Abstract Founder and prior of the Taizé Community in France, an international and ecumenical monastic community. Born in 1915 in Provence to a Swiss father and a French mother, his father was a Swiss‐Refomed Calvinist but his grandmother was a Roman Catholic and both traditions left a deep imprint on his life. Roger studied theology in Lausanne and Strasbourg. He bought a home in 1940 in the village of Taizé, near the celebrated monastery in Cluny, which he used as a refuge for Jews fleeing Nazi Germany until 1942 when a Nazi raid forced him to find safety in Geneva. When the war ended, he used the same house as a home for German prisoners. In 1949 he converted the place to a monastery with seven brothers committed to a life of contemplation, austerity, and celibacy. All of his initial “monks” were Protestants, but gradually he accepted Roman Catholics and others from Eastern Orthodox backgrounds as well. Within a few years the number of brothers passed 100, from 20 countries. The community supports itself by the brothers' work alone. Some brothers go abroad and establish small groups of Christians separated from the world. Brother Roger himself lived on all continents, especially in countries undergoing civil war and stress. Since 1958 Taizé has welcomed young adults. Summer meetings of young adults draw up to 6,000 participants at a time. During these meetings, members share three communal prayers in the Chapel of Reconciliation. Songs from Taizé are used in churches and parishes around the world. These meetings are replicated in eastern and western Europe as well as Asia and the Americas. Brother Roger was invited to the Second Vatican Council and he also visited the Ecumenical Patriarch at Constantinople.
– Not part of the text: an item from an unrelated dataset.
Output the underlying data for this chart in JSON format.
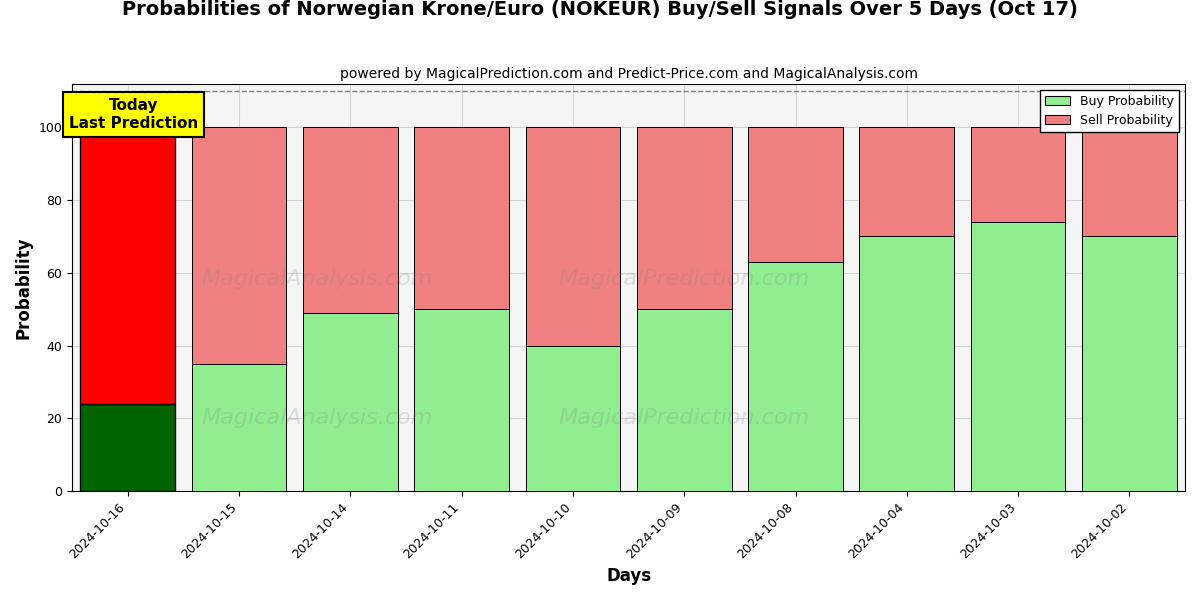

Three archbishops of Canterbury have visited Taizé, and Pope John Paul II visited Taizé as a “pilgrim and a friend of the Community.” Brother Roger received the Templeton Prize and the German Peace Prize in 1974 and Karlspreis in 1989. Brother Roger died tragically on August 16, 2005, during the evening prayer service at Taizé, after an attack in which he was stabbed by a mentally disturbed woman.